La empresa había advertido sobre esta acción legal, y, de hecho, en diciembre de 2024, reiteró su decisión de abandonar el desarrollo de Alpha y Beta, a pesar de que la Autoridad Nacional de Licencias Ambientales (ANLA) había habilitado la licencia ambiental para la línea eléctrica de conexión.

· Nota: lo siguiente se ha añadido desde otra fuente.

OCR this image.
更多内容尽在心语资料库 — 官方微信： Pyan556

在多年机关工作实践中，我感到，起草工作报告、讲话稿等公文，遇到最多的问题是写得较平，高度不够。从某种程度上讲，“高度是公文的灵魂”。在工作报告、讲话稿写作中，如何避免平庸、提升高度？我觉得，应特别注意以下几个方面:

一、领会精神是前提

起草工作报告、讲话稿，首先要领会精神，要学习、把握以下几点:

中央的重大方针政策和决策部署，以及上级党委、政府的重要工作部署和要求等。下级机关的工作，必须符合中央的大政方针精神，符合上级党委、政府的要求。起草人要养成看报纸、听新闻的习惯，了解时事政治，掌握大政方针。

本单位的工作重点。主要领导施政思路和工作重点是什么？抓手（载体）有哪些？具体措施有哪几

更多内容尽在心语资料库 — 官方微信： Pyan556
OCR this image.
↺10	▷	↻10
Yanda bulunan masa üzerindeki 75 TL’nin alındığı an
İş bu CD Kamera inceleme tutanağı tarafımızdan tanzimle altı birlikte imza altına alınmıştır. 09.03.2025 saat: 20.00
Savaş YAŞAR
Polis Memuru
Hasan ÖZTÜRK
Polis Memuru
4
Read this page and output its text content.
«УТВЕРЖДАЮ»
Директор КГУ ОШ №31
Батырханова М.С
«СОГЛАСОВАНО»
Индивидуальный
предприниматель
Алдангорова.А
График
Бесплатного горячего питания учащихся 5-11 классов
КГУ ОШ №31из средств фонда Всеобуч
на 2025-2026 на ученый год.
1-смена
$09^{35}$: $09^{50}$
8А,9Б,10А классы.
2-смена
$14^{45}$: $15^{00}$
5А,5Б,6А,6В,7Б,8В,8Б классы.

En un comunicado, la empresa afirmó que su decisión de salir del mercado colombiano y no continuar con la construcción estaba en firme, citando “sucesivos atrasos y restricciones de mercado, además del retraso en la emisión de la licencia y otras circunstancias de responsabilidad del Gobierno”. La frustración por la falta de mediación gubernamental para que las consultas y licencias avanzaran fue un factor clave.
El impacto financiero
El monto exigido, 600 millones de dólares, es una cifra que busca compensar las pérdidas incurridas por la empresa. De hecho, el balance de EDP EDP Renewables de 2024 indica que la empresa perdió 556 millones de dólares el año pasado a causa de Colombia, una suma casi idéntica a la solicitada como reparación.
Expertos y analistas señalan que la empresa probablemente ganará la demanda, ya que los problemas que enfrentaron no tenían relación directa con conflictos internos de las agencias ambientales del país.
El fracaso de estos proyectos no solo representa una pérdida financiera, sino que también genera un desprestigio internacional muy grave para el país, afectando el capital extranjero que le apuesta a las energías limpias, uno de los proyectos bandera del Gobierno.
Tras abandonar los proyectos, la multinacional ha iniciado el proceso de disolución de las sociedades Vientos del Norte y Eolos Energía. Incluso, la empresa se vio obligada a rematar las turbinas gigantescas que ya tenía listas en La Guajira.
¿Qué Falló en La Guajira?
La demanda obliga a revisar con rigor qué aspectos llevaron al fracaso de los proyectos eólicos Alpha y Beta.
Si bien las demoras se atribuyeron públicamente a las comunidades, Iván Martínez Ibarra, presidente de EGAL, señaló que la debacle no puede analizarse sin considerar el proyecto de transmisión Colectora, infraestructura crítica a cargo del Grupo Energía Bogotá (GEB), indispensable para evacuar la energía generada.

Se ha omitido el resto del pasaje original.